The 2012 Olympic opening ceremonies are just beginning. Yahoo! I love the Olympics. I love the music; I love the outfits, and I LOVE Bob Costas. With each and every video montage, I will become invested in the lives of perfect strangers, the Gods of sport. I will cheer them on to victory, and I will weep for them in defeat. They will astound me as I sit on the couch—a bag of Cheetos in one hand, a Miller Lite in the other—and celebrate their dedication, determination, physical fitness, and their athleticism. But…badminton? What the…?

It’s a questionable one, right? It’s pretend tennis. It’s the day your high school gym teacher had a hangover. I have a hard time getting excited about a “sport” that is played at backyard barbecues alongside the corn hole toss and the potato sack races. If you can do it in Docksiders and Bermuda shorts, with a gin and tonic in your hand (without spilling), and be pretty good at it, does it really qualify as an Olympic sport? If you’ve seen your eighty-year-old grandmother do it, and do it well, does it qualify as a “sport” at all?

They say the shuttlecock travels at speed in excess of 400 miles per hour. And?  Wad up a piece of Kleenex and throw it at the person sitting next to you. Synchronized diving off a 10-meter high concrete platform, intimidating, a shuttlecock made out of goose feathers coming at you at 400 miles per hour, not so much. They say badminton requires lightening fast reactions. So? Sometimes getting to the bathroom requires lightening fast reactions.

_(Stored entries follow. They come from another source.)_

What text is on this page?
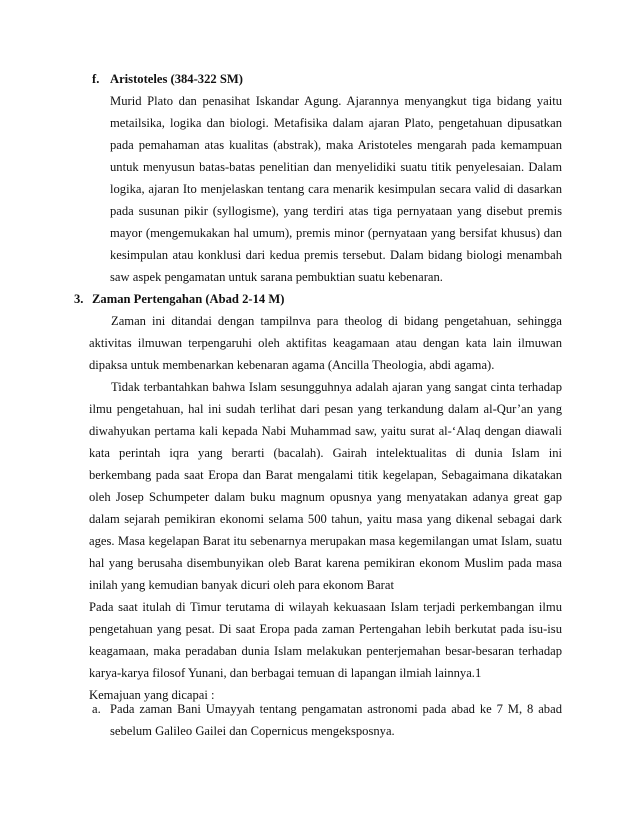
f. Aristoteles (384-322 SM)

Murid Plato dan penasihat Iskandar Agung. Ajarannya menyangkut tiga bidang yaitu metailsika, logika dan biologi. Metafisika dalam ajaran Plato, pengetahuan dipusatkan pada pemahaman atas kualitas (abstrak), maka Aristoteles mengarah pada kemampuan untuk menyusun batas-batas penelitian dan menyelidiki suatu titik penyelesaian. Dalam logika, ajaran Ito menjelaskan tentang cara menarik kesimpulan secara valid di dasarkan pada susunan pikir (syllogisme), yang terdiri atas tiga pernyataan yang disebut premis mayor (mengemukakan hal umum), premis minor (pernyataan yang bersifat khusus) dan kesimpulan atau konklusi dari kedua premis tersebut. Dalam bidang biologi menambah saw aspek pengamatan untuk sarana pembuktian suatu kebenaran.

3. Zaman Pertengahan (Abad 2-14 M)

Zaman ini ditandai dengan tampilnva para theolog di bidang pengetahuan, sehingga aktivitas ilmuwan terpengaruhi oleh aktifitas keagamaan atau dengan kata lain ilmuwan dipaksa untuk membenarkan kebenaran agama (Ancilla Theologia, abdi agama).

Tidak terbantahkan bahwa Islam sesungguhnya adalah ajaran yang sangat cinta terhadap ilmu pengetahuan, hal ini sudah terlihat dari pesan yang terkandung dalam al-Qur’an yang diwahyukan pertama kali kepada Nabi Muhammad saw, yaitu surat al-‘Alaq dengan diawali kata perintah iqra yang berarti (bacalah). Gairah intelektualitas di dunia Islam ini berkembang pada saat Eropa dan Barat mengalami titik kegelapan, Sebagaimana dikatakan oleh Josep Schumpeter dalam buku magnum opusnya yang menyatakan adanya great gap dalam sejarah pemikiran ekonomi selama 500 tahun, yaitu masa yang dikenal sebagai dark ages. Masa kegelapan Barat itu sebenarnya merupakan masa kegemilangan umat Islam, suatu hal yang berusaha disembunyikan oleb Barat karena pemikiran ekonom Muslim pada masa inilah yang kemudian banyak dicuri oleh para ekonom Barat

Pada saat itulah di Timur terutama di wilayah kekuasaan Islam terjadi perkembangan ilmu pengetahuan yang pesat. Di saat Eropa pada zaman Pertengahan lebih berkutat pada isu-isu keagamaan, maka peradaban dunia Islam melakukan penterjemahan besar-besaran terhadap karya-karya filosof Yunani, dan berbagai temuan di lapangan ilmiah lainnya.1

Kemajuan yang dicapai :

a. Pada zaman Bani Umayyah tentang pengamatan astronomi pada abad ke 7 M, 8 abad sebelum Galileo Gailei dan Copernicus mengeksposnya.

Still, the badminton players trained (even it was with a quarter barrel), they are dedicated, they are determined, and they made it to the Olympics. So I will watch, I will cheer, and I will weep.

Let the games begin!

Jul 102012
 

This was the last sentence of a consent form that I signed the other day…

“I am aware that the practice of medicine and diagnostic imaging is not an exact science and I acknowledge that no guarantees have been made to me concerning the results of the procedure.” (I read: If we F this up, you’re SOL).

Wouldn’t it be great if every job that required “customer” service had its own consent form?

Here’s how the one at the DMV would read:

“I am aware the practice of issuing all things vehicle related is not an exact science. I acknowledge that my entire morning will be shot, standing in line. I understand that I am not allowed to ask what the hell is taking so long, because that would be insensitive to the “workers” who are busy painting their ridiculously long fingernails, or simply staring at the walls. No matter how bad it gets, I will not comment on the smell. And I know my picture is going to look like shit, because the camera was specifically designed (during the Hoover administration) to make everyone (including Mother Theresa) look like an escaped convict.”

Tech Support:

I am aware the practice of offering technical support, whether it be for phone, internet, e-mail or cable TV access, is not an exact science (even though it kinda is). I agree to believe that my technician’s given name really is “Steve,” if he agrees to believe that I look exactly like Julia Roberts. Despite the fact that I’ve already tried it ten times, I will not complain when Steve asks me to shut down and restart my computer. And when “Steve” finally determines that my issue will require a tech visit, I acknowledge that no guarantees can be made regarding the words “between one and five.”   

Oh, how I wish we had one of these back when I was a caterer…

“I am aware that the practice of catering is not an exact science. Food does get dropped and spilled. Electricity goes out, ice melts in the heat, pets have hair, glassware breaks—especially the really expensive stuff, and some guests can be major assholes. They are my friends, after all, not the friends of my caterer. I acknowledge that my caterer can make no guarantees regarding the sobriety of our musicians, the condition of the bouncy-house, or the behavior of the ponies.  And, contrary to what I might believe, my caterer has absolutely no control over the weather. For assistance on this front, I will need to petition the Infant of Prague, Mother Nature and/or God Himself.”

Hope you have enjoyed reading.

The practice of blog writing is not an exact science.